Wednesday, February 10, 2016
Open source is now ready to compete with Mathematica for use in the classroom
When I think about what makes SageMath different, one of the most fundamental things is that it was created by people who use it every day. It was created by people doing research math, by people teaching math at universities, and by computer programmers and engineers using it for research. It was created by people who really understand computational problems because we live them. We understand the needs of math research, teaching courses, and managing an open source project that users can contribute to and customize to work for their own unique needs.
The tools we were using, like Mathematica, are clunky, very expensive, and just don't do everything we need. And worst of all, they are closed source software, meaning that you can't even see how they work, and can't modify them to do what you really need. For teaching math, professors get bogged down scheduling computer labs and arranging for their students to buy and install expensive software.
So I started SageMath as an open source project at Harvard in 2004, to solve the problem that other math software is expensive, closed source, and limited in functionality, and to create a powerful tool for the students in my classes. It wasn't a project that was intended initially as something to be used by hundred of thousands of people.

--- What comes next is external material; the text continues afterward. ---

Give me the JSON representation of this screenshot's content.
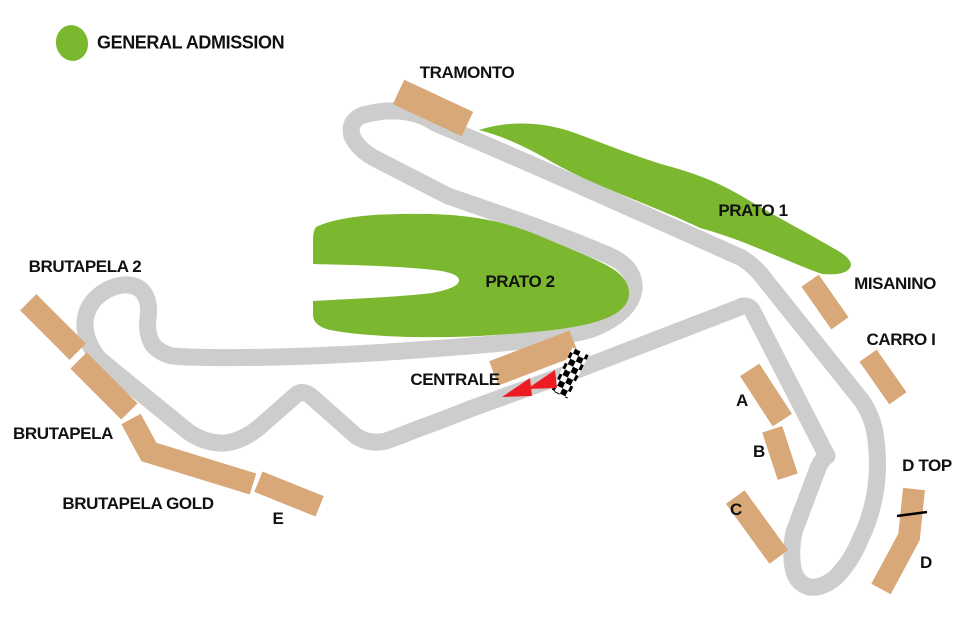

But as I got into the project and as more professors and students started contributing to the project, I could clearly see that these weren't just problems that pissed me off, they were problems that made everyone angry.

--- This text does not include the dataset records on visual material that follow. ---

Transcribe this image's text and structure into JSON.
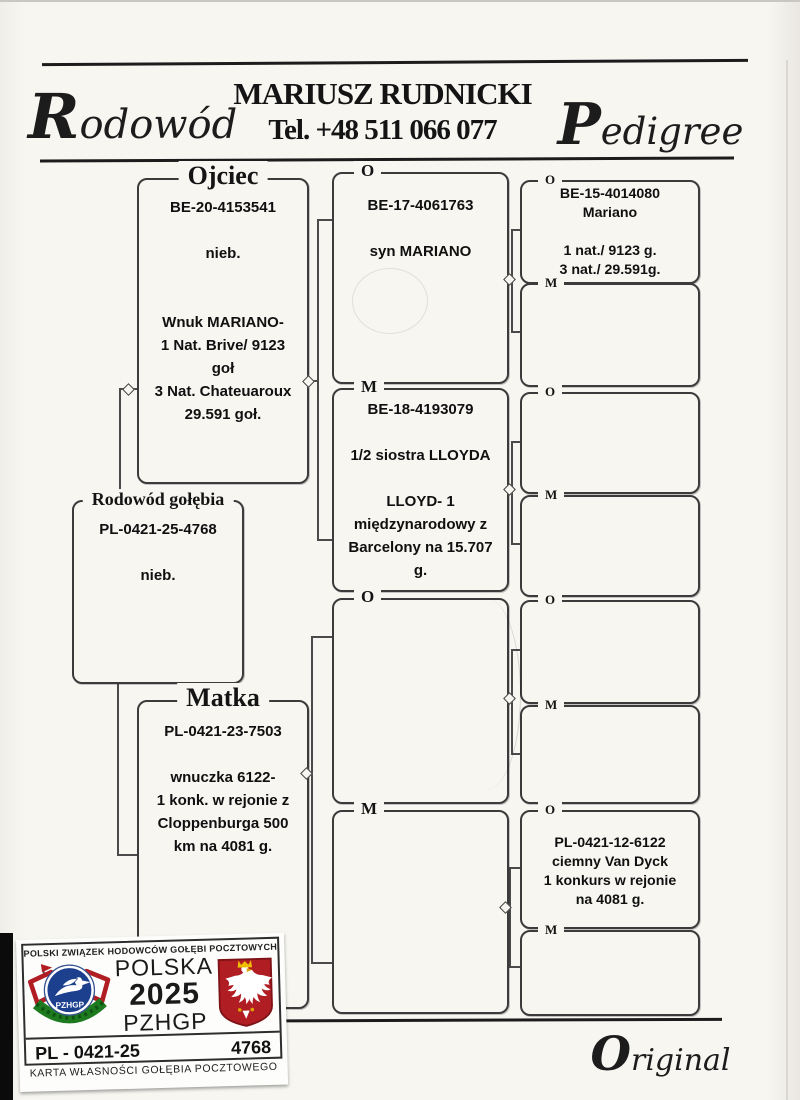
{
  "header": {
    "script_left": "Rodowód",
    "owner_name": "MARIUSZ RUDNICKI",
    "phone": "Tel. +48 511 066 077",
    "script_right": "Pedigree"
  },
  "pedigree": {
    "father": {
      "frame_label": "Ojciec",
      "lines": [
        "BE-20-4153541",
        "",
        "nieb.",
        "",
        "",
        "Wnuk MARIANO-",
        "1 Nat. Brive/ 9123",
        "goł",
        "3 Nat. Chateuaroux",
        "29.591 goł."
      ]
    },
    "subject": {
      "frame_label": "Rodowód gołębia",
      "lines": [
        "PL-0421-25-4768",
        "",
        "nieb."
      ]
    },
    "mother": {
      "frame_label": "Matka",
      "lines": [
        "PL-0421-23-7503",
        "",
        "wnuczka 6122-",
        "1 konk. w rejonie z",
        "Cloppenburga 500",
        "km na 4081 g."
      ]
    },
    "gen3": [
      {
        "tag": "O",
        "lines": [
          "BE-17-4061763",
          "",
          "syn MARIANO"
        ]
      },
      {
        "tag": "M",
        "lines": [
          "BE-18-4193079",
          "",
          "1/2 siostra LLOYDA",
          "",
          "LLOYD- 1",
          "międzynarodowy z",
          "Barcelony na 15.707",
          "g."
        ]
      },
      {
        "tag": "O",
        "lines": []
      },
      {
        "tag": "M",
        "lines": []
      }
    ],
    "gen4": [
      {
        "tag": "O",
        "lines": [
          "BE-15-4014080",
          "Mariano",
          "",
          "1 nat./ 9123 g.",
          "3 nat./ 29.591g."
        ]
      },
      {
        "tag": "M",
        "lines": []
      },
      {
        "tag": "O",
        "lines": []
      },
      {
        "tag": "M",
        "lines": []
      },
      {
        "tag": "O",
        "lines": []
      },
      {
        "tag": "M",
        "lines": []
      },
      {
        "tag": "O",
        "lines": [
          "PL-0421-12-6122",
          "ciemny Van Dyck",
          "1 konkurs w rejonie",
          "na 4081 g."
        ]
      },
      {
        "tag": "M",
        "lines": []
      }
    ]
  },
  "sticker": {
    "association": "POLSKI ZWIĄZEK HODOWCÓW GOŁĘBI POCZTOWYCH",
    "country": "POLSKA",
    "year": "2025",
    "org": "PZHGP",
    "logo_text": "PZHGP",
    "ring_prefix": "PL - 0421-25",
    "ring_number": "4768",
    "caption": "KARTA  WŁASNOŚCI GOŁĘBIA POCZTOWEGO",
    "colors": {
      "red": "#b01e24",
      "blue": "#1c3f8e",
      "green": "#1d7a1f",
      "gold": "#eebe00"
    }
  },
  "footer": {
    "script": "Original"
  }
}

The scope of SageMath rapidly expanded. Our mission evolved to create a free open source serious competitor to Mathematica and similar closed software that the mathematics community was collective spending hundreds of millions of dollars on every year. After a decade of work by over 500 contributors, we made huge progress.
But installing SageMath was more difficult than ever. It was at that point that I decided I needed to do something so that this groundbreaking software that people desperately needed could be shared with the world.
So I created SageMathCloud, which is an extremely powerful web-based collaborative way for people to easily use SageMath and other open source software such as LaTeX, R, and Jupyter notebooks easily in their teaching and research. I created SageMathCloud based on nearly two decades of experience using math software in the classroom and online, at Harvard, UC San Diego, and University of Washington.
SageMathCloud is commercial grade, hosted in Google's cloud, and very large classes are using it heavily right now. It solves the installation problem by avoiding it altogether. It is entirely open source.
Open source is now ready to directly compete with Mathematica for use in the classroom. They told us we could never make something good enough for mass adoption, but we have made something even better. For the first time, we're making it possible for you to easily use Python and R in your teaching instead of Mathematica; these are industry standard mainstream open source programming languages with strong support from Google, Microsoft and other industry leaders. For the first time, we're making it possible for you to collaborate in real time and manage your course online using the same cutting edge software used by elite mathematicians at the best universities in the world.
A huge community in academia and in industry are all working together to make open source math software better at a breathtaking pace, and the traditional closed development model just can't keep up.